Le projet de résolution que, j'espère, nous allons largement adopter, le reconnaît : nos craintes d'un embrasement généralisé dans le Caucase du Nord étaient fondées. Nous avions mis en garde, mais rien de plus. Terrible aveu d'échec !

Echec pour nos démocraties qui renient leurs valeurs, lorsqu'elles choisissent l'attentisme, le manque de courage... ou l'intérêt. Notre rapporteur nous interroge d'ailleurs : le gaz aurait-il plus de valeur que les droits de l'Homme ? L'Histoire nous apprend pourtant que de telles inversions de valeurs peuvent produire le pire.

Echec aussi pour la Russie. Notre rapporteur nous a rappelé que le Président Medvedev l'admet aujourd'hui. Certes, le problème est complexe. Mais les deux guerres de Tchétchénie ont exacerbé la violence et radicalisé les positions en présence. Le terrorisme doit être combattu avec détermination ; les dramatiques attentats perpétrés dans le métro de Moscou en mars dernier rappellent que la menace terroriste est bien réelle. Pour autant, le terrorisme ne peut en aucun cas justifier des réponses contraires aux droits de l'Homme.

Le diagnostic de notre rapporteur est clair. La situation au Caucase du Nord, en Tchétchénie, mais aussi au Daghestan ou en Ingouchie, est aussi le résultat de l'incapacité des autorités à construire un véritable Etat de droit. Une annexe au rapport dresse la liste, probablement non-exhaustive, des 28 affaires transmises aux autorités russes. Compte tenu de l'ampleur et de la gravité de ces faits, notre Assemblée n'aurait-elle pas dû demander qu'un ministre russe vienne exposer, en séance, l'état d'avancement des enquêtes engagées sur les affaires les plus graves ?

La corruption, les insuffisances de la justice, les violences policières, une impunité trop large entretiennent un climat de peur qui mine le Caucase du Nord. Le rapport de Dick Marty ne dissimule rien des responsabilités des plus hautes autorités des républiques caucasiennes qu'il a visitées. Dès lors, une question se pose : les autorités russes sont-elles vraiment déterminées à remédier aux violations massives des droits de l'Homme au Caucase du Nord, violations dont elles n'ignorent rien, ne serait-ce qu'en raison du très grand nombre de condamnations prononcées par la Cour européenne des droits de l'Homme ?

Mes chers collègues, lorsque les droits de l'Homme sont bafoués, nous ne pouvons rester passifs. Je remercie Anne Brasseur d'avoir rappelé cela avec une grande émotion à l'instant, en citant les courageux témoignages de victimes que nous avons pu écouter hier. Elles ont tenu à faire le déplacement pour nous mettre en face de la réalité. »

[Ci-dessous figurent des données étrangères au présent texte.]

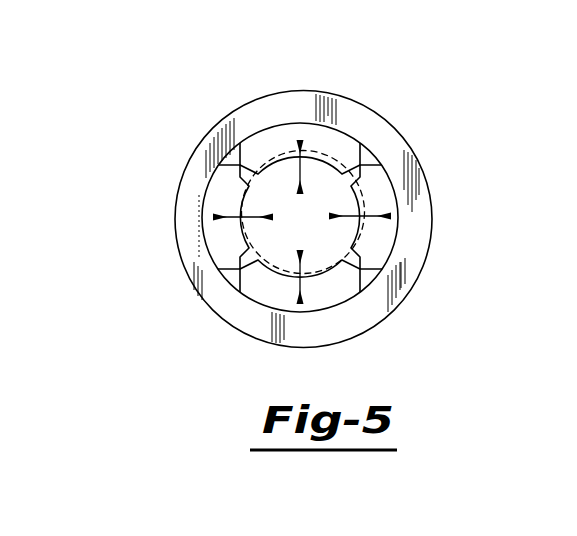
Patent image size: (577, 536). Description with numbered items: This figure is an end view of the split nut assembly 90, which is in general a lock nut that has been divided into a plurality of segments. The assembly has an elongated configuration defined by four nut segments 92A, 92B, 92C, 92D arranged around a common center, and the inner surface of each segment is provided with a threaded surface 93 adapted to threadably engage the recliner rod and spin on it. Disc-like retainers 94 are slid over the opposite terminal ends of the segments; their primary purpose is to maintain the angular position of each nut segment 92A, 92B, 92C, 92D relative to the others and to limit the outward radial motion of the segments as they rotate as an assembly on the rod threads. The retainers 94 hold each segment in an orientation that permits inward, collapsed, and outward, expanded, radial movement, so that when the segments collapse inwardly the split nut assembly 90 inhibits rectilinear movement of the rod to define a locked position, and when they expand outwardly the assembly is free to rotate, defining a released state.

The split nut assembly 90 is at (416, 143).
The retainers 94 is at (417, 193).
The threaded surface 93 is at (268, 266).
The nut segment 92A is at (300, 141).
The nut segment 92B is at (386, 257).
The nut segment 92C is at (341, 299).
The nut segment 92D is at (213, 231).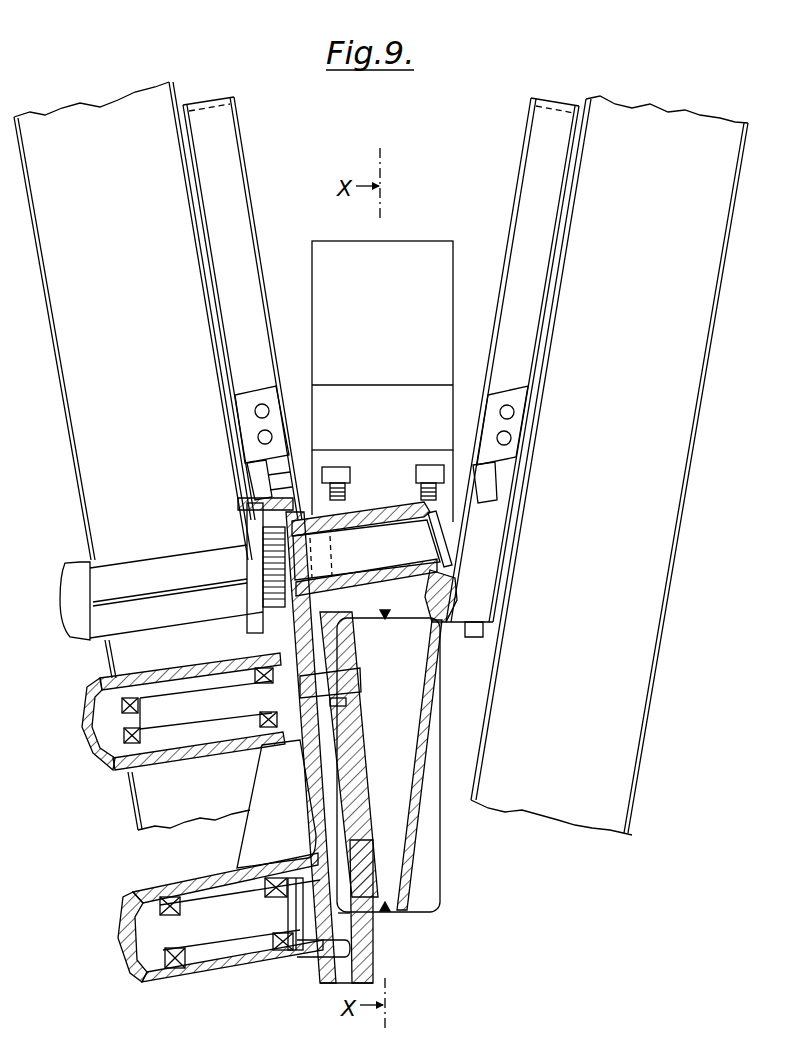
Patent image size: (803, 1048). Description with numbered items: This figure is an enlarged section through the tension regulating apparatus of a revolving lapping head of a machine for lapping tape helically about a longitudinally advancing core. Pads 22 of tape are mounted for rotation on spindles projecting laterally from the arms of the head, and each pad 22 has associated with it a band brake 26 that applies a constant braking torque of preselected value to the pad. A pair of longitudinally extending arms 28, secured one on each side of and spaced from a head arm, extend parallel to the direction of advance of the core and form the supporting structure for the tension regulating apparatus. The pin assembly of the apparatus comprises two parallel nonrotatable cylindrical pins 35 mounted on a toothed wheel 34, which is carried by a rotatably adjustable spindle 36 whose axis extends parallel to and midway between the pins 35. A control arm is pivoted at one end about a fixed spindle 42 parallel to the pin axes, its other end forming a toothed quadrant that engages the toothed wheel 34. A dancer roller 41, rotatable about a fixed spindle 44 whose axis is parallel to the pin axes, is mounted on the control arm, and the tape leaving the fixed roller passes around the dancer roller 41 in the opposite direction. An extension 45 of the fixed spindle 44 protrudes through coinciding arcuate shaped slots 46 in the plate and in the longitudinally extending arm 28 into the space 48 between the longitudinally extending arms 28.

The pad 22 is at (82, 113).
The band brake 26 is at (240, 182).
The arm 28 is at (345, 748).
The toothed wheel 34 is at (262, 552).
The cylindrical pin 35 is at (175, 600).
The spindle 36 is at (380, 512).
The dancer roller 41 is at (158, 747).
The fixed spindle 42 is at (222, 915).
The fixed spindle 44 is at (222, 706).
The extension 45 is at (358, 683).
The arcuate shaped slot 46 is at (342, 700).
The space 48 is at (388, 761).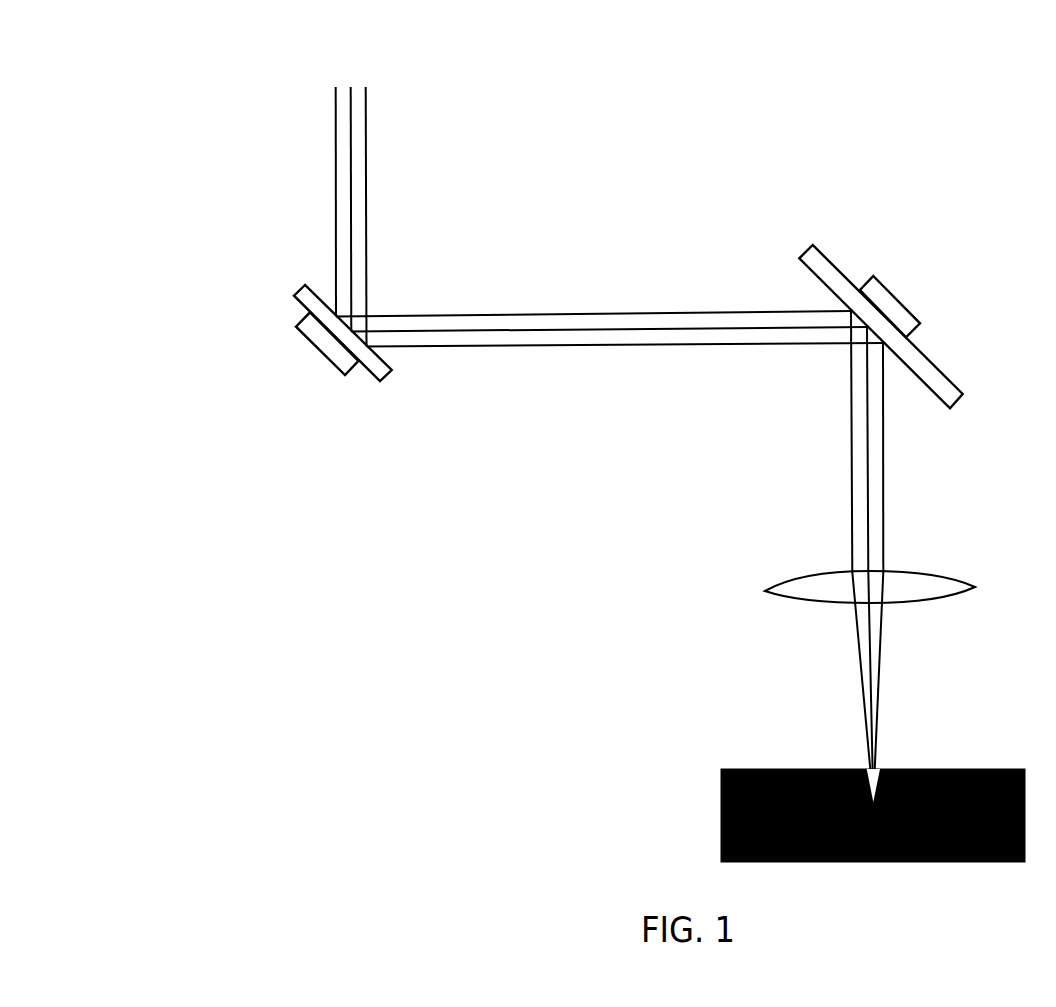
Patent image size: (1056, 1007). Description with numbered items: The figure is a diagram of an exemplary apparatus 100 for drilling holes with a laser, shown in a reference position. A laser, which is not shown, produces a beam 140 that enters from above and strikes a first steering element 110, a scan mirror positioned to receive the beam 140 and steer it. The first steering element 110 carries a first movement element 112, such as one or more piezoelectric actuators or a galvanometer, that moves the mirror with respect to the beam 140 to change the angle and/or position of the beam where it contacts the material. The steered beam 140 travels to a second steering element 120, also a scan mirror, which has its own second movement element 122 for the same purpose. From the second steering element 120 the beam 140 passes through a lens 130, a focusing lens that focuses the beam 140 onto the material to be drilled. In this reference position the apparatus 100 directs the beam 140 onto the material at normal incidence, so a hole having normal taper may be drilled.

La résolution adoptée par l'Assemblée poursuit plusieurs objectifs. En premier lieu, elle réaffirme la légitimité de toute lutte contre le terrorisme, à condition qu'elle respecte les principes essentiels de la Cour européenne des droits de l'Homme. Elle insiste parallèlement sur la situation particulière observée en Tchétchénie, marquée notamment par une certaine détérioration de la condition féminine et l'intensification des pressions sur les exilés tchétchènes à l'étranger. Elle invite en conséquence les autorités russes à intensifier sa coopération avec le Conseil de l'Europe pour la mise en oeuvre effective des arrêts de la Cour, à poursuivre et à juger toute violation de la Convention et collaborer avec les ONG locales.

De façon générale, la Russie est appelée à développer l'économie dans la région du Caucase du Nord, en vue de réduire un taux de chômage trop haut, facteur indéniable de montée de tensions.